Worth checked the place over, knowing it was a pointless activity. The volunteers from the YWCA had a checklist; the officer from the Victim Assistance unit who brought Gwen from the hospital would have made sure things were square.
In fact, there wasn’t really any good reason for him to be here at all. Worth knew that. He had to be at assembly for roll call in forty minutes; he should have gone straight to work.
“Are you settled in?”
“Settled as I’ll probably get.” She gave a self-conscious smile. “But it’s nice.”
“Hopefully it won’t be long.” The building was secured through the telephone system. He picked up the phone, made sure there was a dial tone. “Has anybody been by to check on you?”

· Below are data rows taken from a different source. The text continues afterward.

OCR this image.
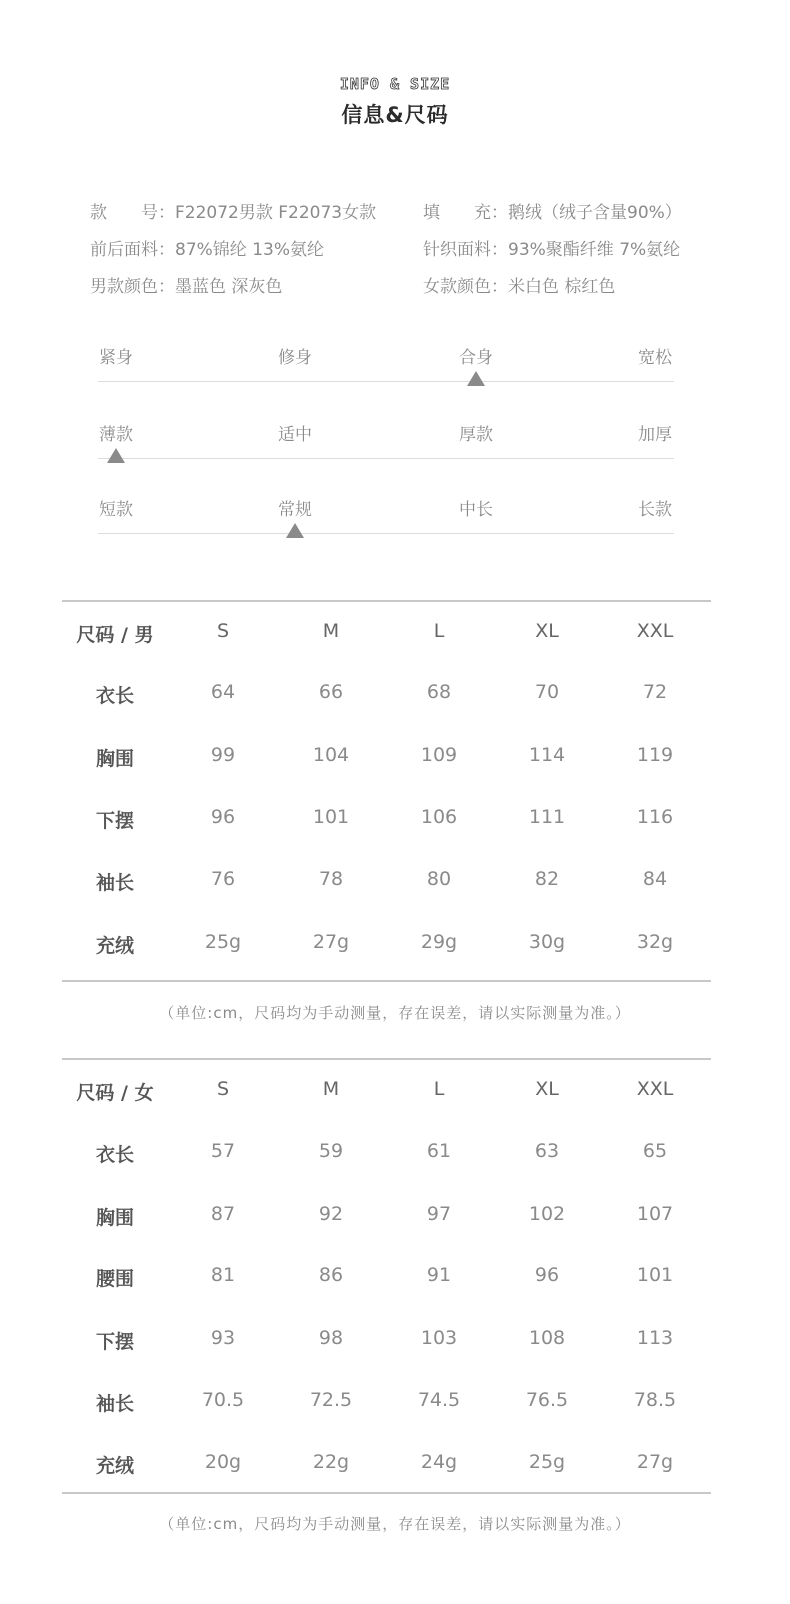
INFO & SIZE
信息&尺码
款　　号：F22072男款 F22073女款	填　　充：鹅绒（绒子含量90%）
前后面料：87%锦纶 13%氨纶	针织面料：93%聚酯纤维 7%氨纶
男款颜色：墨蓝色 深灰色	女款颜色：米白色 棕红色
紧身	修身	合身	宽松
薄款	适中	厚款	加厚
短款	常规	中长	长款
尺码 / 男	S	M	L	XL	XXL
衣长	64	66	68	70	72
胸围	99	104	109	114	119
下摆	96	101	106	111	116
袖长	76	78	80	82	84
充绒	25g	27g	29g	30g	32g
（单位:cm，尺码均为手动测量，存在误差，请以实际测量为准。）
尺码 / 女	S	M	L	XL	XXL
衣长	57	59	61	63	65
胸围	87	92	97	102	107
腰围	81	86	91	96	101
下摆	93	98	103	108	113
袖长	70.5	72.5	74.5	76.5	78.5
充绒	20g	22g	24g	25g	27g
（单位:cm，尺码均为手动测量，存在误差，请以实际测量为准。）
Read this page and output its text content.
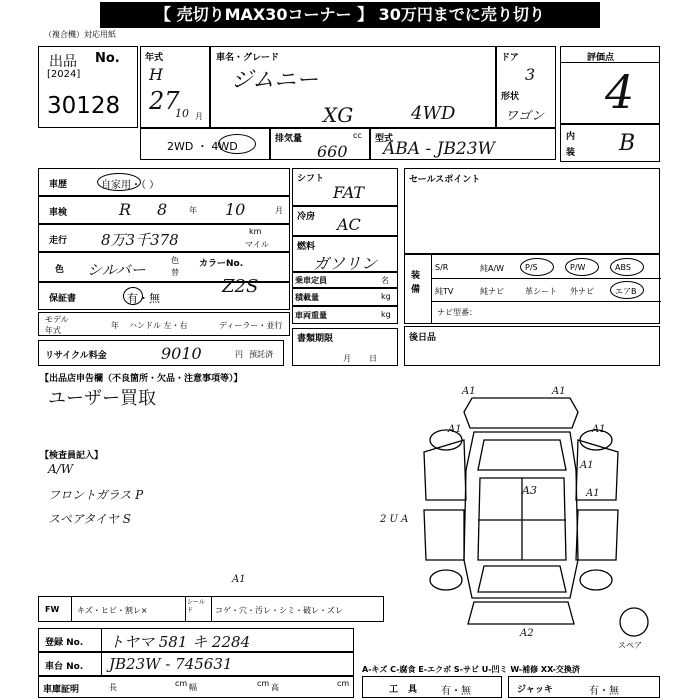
【 売切りMAX30コーナー 】 30万円までに売り切り
（複合機）対応用紙
出品 No.
[2024]
30128
年式
H
27
10 月
車名・グレード
ジムニー
XG	4WD
ドア
3
形状
ワゴン
評価点
4
内
装 B
2WD ・ 4WD
排気量	cc
660
型式
ABA - JB23W
車歴	自家用・（ ）
車検	R 8	年 10	月
走行 8万3千378	km
マイル
色 シルバー
色替
カラーNo.
保証書	有・無
Z2S
モデル
年式
年 ハンドル 左・右	ディーラー・並行
リサイクル料金	9010	円 預託済
シフト
FAT
冷房 AC
燃料
ガソリン
乗車定員	名
積載量	kg
車両重量	kg
書類期限
月日
セールスポイント
装備
S/R	純A/W	P/S	P/W	ABS
純TV	純ナビ	革シート 外ナビ	エアB
ナビ型番：
後日品
【出品店申告欄（不良箇所・欠品・注意事項等）】
ユーザー買取
【検査員記入】
A/W
フロントガラス P
スペアタイヤ S
A1	A1
A1	A1
A1
A3	A1
2 U A
A2
A1
スペア
FW キズ・ヒビ・割レ×
シールド	コゲ・穴・汚レ・シミ・破レ・ズレ
登録 No. トヤマ 581 キ 2284
車台 No. JB23W - 745631	A-キズ C-腐食 E-エクボ S-サビ U-凹ミ W-補修 XX-交換済
車庫証明	長	cm 幅	cm 高	cm
工具 有・無	ジャッキ	有・無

“Just the lady from the shelter,” Gwen said. “She even brought my homework from the apartment.”
“Okay.”
Ray Salcedo and his partner, Tony Briggs, were rolling C-shift. Worth told her she might see them at some point.
She nodded and tucked a fallen strand of hair behind her ear. She was more or less dressed for bed: a snug cotton T-shirt that stopped at her belly button, flannel lounge bottoms that rested low on her hips. Worth tried not to look at her.
Gwen dropped her eyes, folding her slender arms over her waist. “Are you mad at me?”
“Of course not,” he said. “Why would I be mad at you?”
“You’re acting different,” she said.
“I don’t mean to.”
“But you are.”
“I just want to make sure everything is secure.”
“Why?” she said. “Who would be coming?”
In her voice, Worth heard what she left unspoken, but he didn’t know what to say.
He hadn’t told her about the money he’d found in the trunk of her dead boyfriend’s car. He hadn’t told her that whoever the money belonged to had already come around looking for it.
He hadn’t told her because he needed Gwen Mullen to keep doing exactly what she’d been doing so far. Until he had more information to work with, no good would come from leaving her alone here in a state of alarm.
Earlier, she’d told him that two of Russell’s buddies had come to harass her at the hospital on Sunday afternoon. A kid named Troy Mather and a kid named Derek Price. They worked with Russell in the warehouse at a local furniture store.
Confronted with a prickly female OPD detective on her way back from the coffee machine, Mather and Price had claimed not to know Russell’s whereabouts. Worth wondered—no doubt for altogether different reasons from Detective Kenna—whether these two had been lying or telling the truth.